Jacques Ellul (1912-1994) was an eminent French sociologist and theologian who wrote nearly a thousand articles and about fifty books which have been translated into 12 languages. He was largely concerned with technological progress and its effects on politics and society.

His most important secular works in English include:

The Technological Society

Propaganda

The Political Illusion

Ellul got his doctorate in 1936 and went on to teach at the Faculty of Law in Montpellier. He also taught in Strasbourg and Clermont-Ferrand. After he was dismissed from his post by the Vichy Government, he became active in the French Resistance in 1940 as a potato farmer. For the most part, he avoided party politics.

He claimed to have had a vision in which God appeared to him in 1930. He never discussed the vision further, other than to say that was the reason for his Christian beliefs. He believed and advocated non-violence and rejected nationalism. He was active in Christian and ecological groups.

Aldous Huxley (author of Brave New World among other titles) promoted Ellul's books and views and Ellul acquired some notoriety in American universities beginning in the mid-1960s.

While I don't care for Ellul's religious writings, I think his secular books are as timely and relevant today (if not more so) as when they were first published.

He was born and died in Bordeaux, France.

Quotes from the Political Illusion:

1. …the country that arms on a grand scale is the one that continually talks of peace and keeps showing the dove and the olive branch; and it is the dictator with his police and party organization who will stimulate his most fervent zealots to make speeches to the effect that freedom has finally been assured and democracy has finally been realized.
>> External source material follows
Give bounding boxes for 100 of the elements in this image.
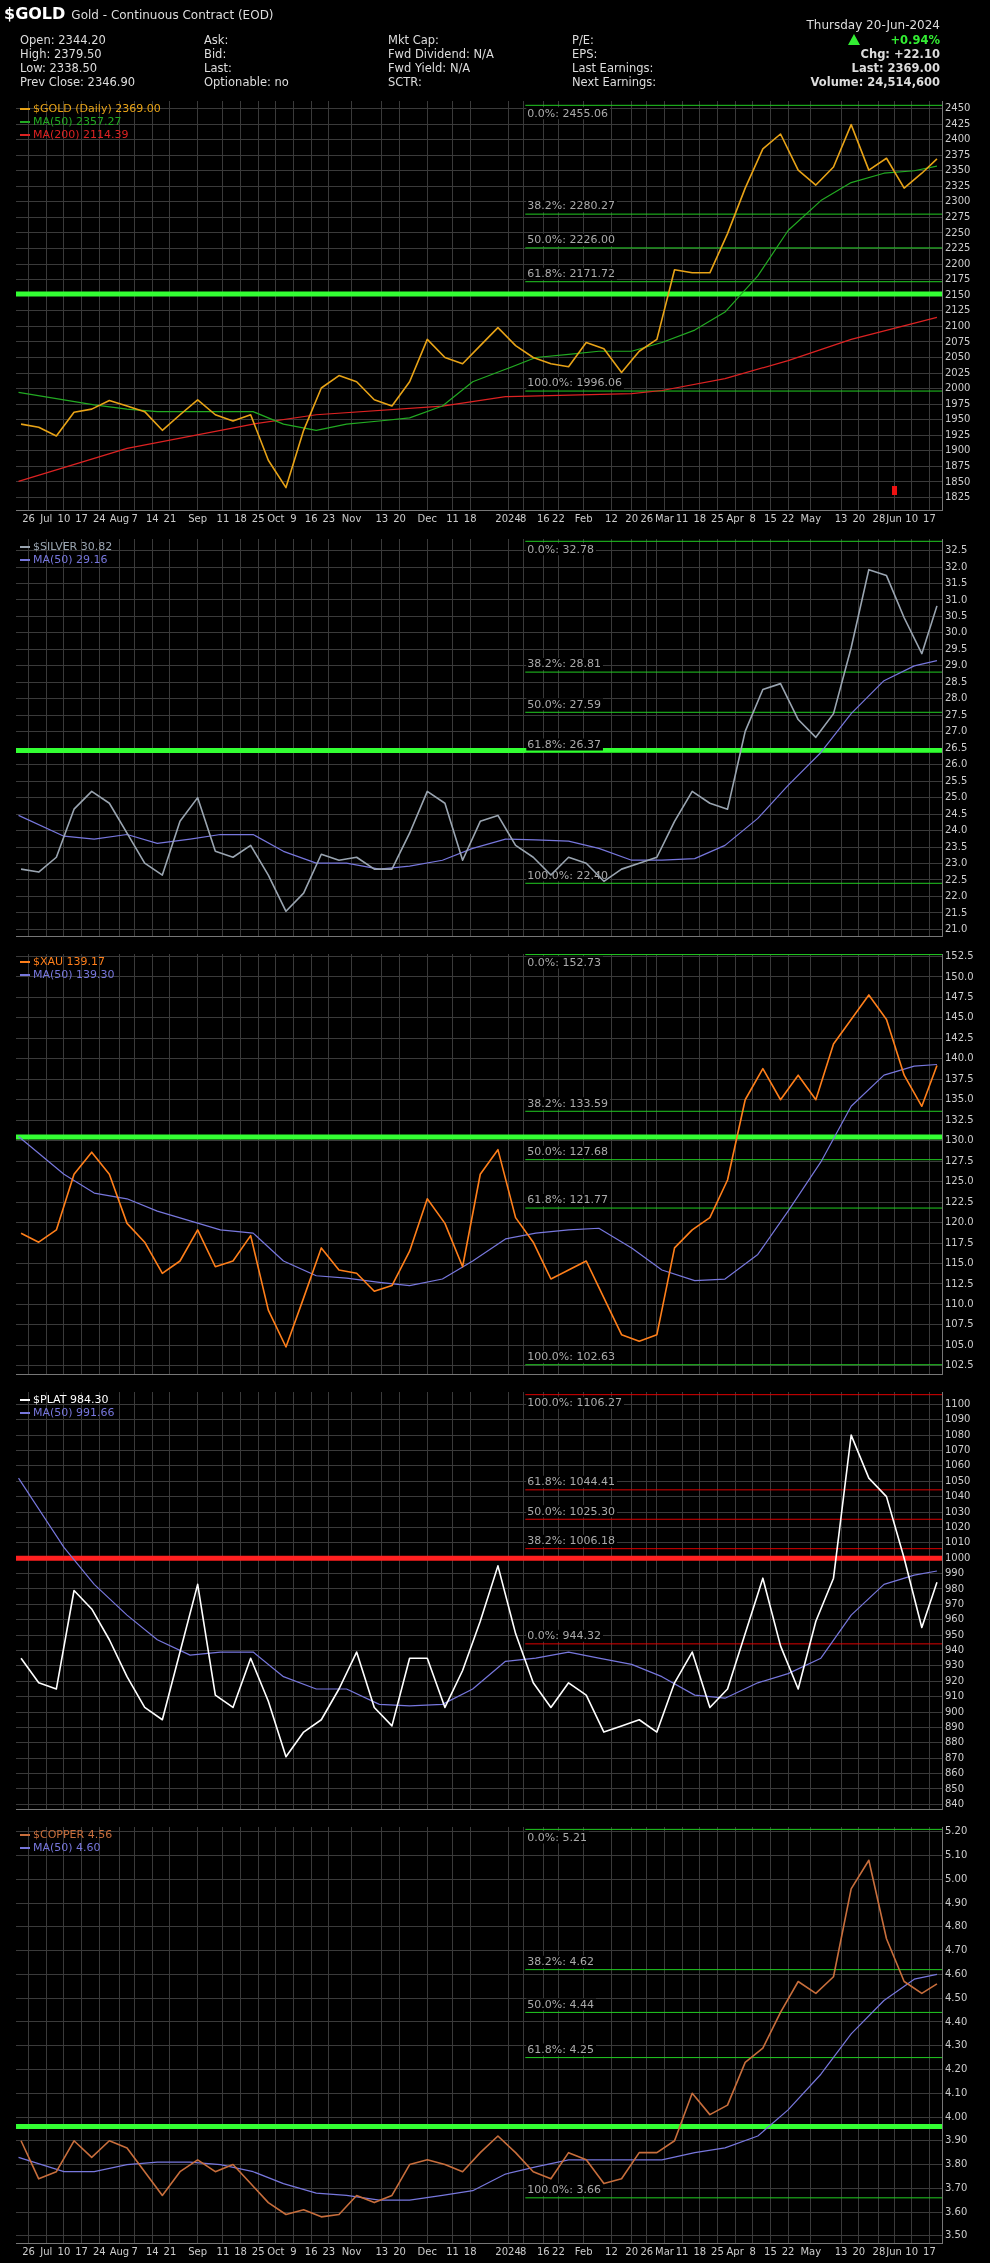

2. Freedom always confronts the individual with painful contradictions and with responsibilities that he must exercise in the face of choices and risks. The individual never likes that; he much prefers a necessary, inevitable, clear course: in this way at least no time is lost in deliberation, and there is no binding responsibility. The individual is always ready to submit to necessity, as long as freedom’s vocabulary is preserved, so that he can equate his servile obedience with the glorious exercise of a free, personal choice.